The largest ever investigation of the Gallipoli battlefield has just been completed by a team of archaeologists, historians and researchers from three countries.
The investigation was part of a five-year project -- the Joint Historical and Archaeological Survey of the Anzac Battlefield -- which resulted from an agreement between the prime ministers of Turkey, Australia and New Zealand.
The project was initially launched to see what remained on the battlefield, but the survey soon developed in to a centenary project.
Since 2009, five field sessions have taken place for about a month each year in September.
Over the course of the sessions, more than 16km of trenches have been surveyed and more than 1000 features and 1100 relics recorded.
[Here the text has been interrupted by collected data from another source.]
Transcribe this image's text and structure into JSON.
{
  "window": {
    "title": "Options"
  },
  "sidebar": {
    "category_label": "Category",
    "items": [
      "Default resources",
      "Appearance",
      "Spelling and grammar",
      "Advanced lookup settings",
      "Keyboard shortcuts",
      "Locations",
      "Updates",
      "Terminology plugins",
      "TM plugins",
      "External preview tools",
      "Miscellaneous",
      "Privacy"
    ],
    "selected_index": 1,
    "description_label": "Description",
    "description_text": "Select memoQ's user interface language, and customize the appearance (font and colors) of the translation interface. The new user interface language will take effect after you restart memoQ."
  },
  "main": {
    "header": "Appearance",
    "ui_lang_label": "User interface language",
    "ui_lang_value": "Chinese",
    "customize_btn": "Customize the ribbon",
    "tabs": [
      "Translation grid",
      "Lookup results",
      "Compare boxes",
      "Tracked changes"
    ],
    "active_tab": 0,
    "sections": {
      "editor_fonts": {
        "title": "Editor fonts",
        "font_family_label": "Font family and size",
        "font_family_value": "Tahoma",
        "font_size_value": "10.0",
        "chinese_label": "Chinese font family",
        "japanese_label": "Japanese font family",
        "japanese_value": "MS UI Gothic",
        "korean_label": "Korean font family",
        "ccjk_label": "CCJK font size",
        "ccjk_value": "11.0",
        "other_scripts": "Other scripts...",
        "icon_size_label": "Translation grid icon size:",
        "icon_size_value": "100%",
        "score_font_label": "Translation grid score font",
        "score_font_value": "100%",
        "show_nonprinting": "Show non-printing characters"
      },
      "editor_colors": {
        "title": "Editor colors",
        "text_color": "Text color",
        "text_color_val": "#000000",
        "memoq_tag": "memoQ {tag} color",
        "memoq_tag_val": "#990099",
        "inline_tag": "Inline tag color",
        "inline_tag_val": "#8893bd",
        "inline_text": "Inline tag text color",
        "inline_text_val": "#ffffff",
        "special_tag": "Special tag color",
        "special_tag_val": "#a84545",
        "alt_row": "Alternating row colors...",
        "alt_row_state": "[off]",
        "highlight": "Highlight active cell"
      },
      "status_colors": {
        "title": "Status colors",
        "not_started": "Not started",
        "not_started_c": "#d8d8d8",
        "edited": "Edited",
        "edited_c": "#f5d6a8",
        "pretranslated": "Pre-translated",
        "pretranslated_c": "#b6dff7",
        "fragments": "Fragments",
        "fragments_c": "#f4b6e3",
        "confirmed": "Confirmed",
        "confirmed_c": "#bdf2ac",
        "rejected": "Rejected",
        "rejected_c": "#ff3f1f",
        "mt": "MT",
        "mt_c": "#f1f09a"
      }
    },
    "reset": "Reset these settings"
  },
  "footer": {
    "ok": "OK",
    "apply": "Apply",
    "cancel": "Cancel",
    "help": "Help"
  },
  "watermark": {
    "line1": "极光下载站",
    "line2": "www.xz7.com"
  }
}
New Zealand's only representative, Dr Ian McGibbon of the Ministry for Culture and Heritage, has just returned after spending his final month on the Gallipoli Peninsula.
He was one of three historians on-site and has been part of the project from the beginning.
While in Gallipoli for the final field session this year, 2.4km of trenches and 24 earthworks were surveyed, and more than 135 relics were located.
"Places had survived quite well -- there were some very well defined trenches and parts of the battlefield despite 100 years of erosion," he said.
Dr McGibbon said a personal highlight had been surveying outposts in the northern part of the battlefield that were mainly manned by New Zealand troops in 1915.
At Outpost No 1 he pinpointed the site of the Maori Pah, the camp of the Maori Contingent when it first arrived at Gallipoli.
"We found lots of relics there, including a New Zealand uniform button, and everyday items such as a rusty spoon and pieces of broken rum jar.
"There were also some very well formed dugouts. There are still well defined trenches on top of Outpost No 1 that the Maori helped other New Zealand and Australian soldiers to defend."
Dr McGibbon said it has been a huge privilege to study the battlefield more intimately.
"After five years of doing this each year ... walking around the battlefield ... it is a bit disappointing we won't have another session next year."
A book will be published next year, with photographs of relics, trenches and information on how the battlefield was formed, to provide an accessible record of the survey.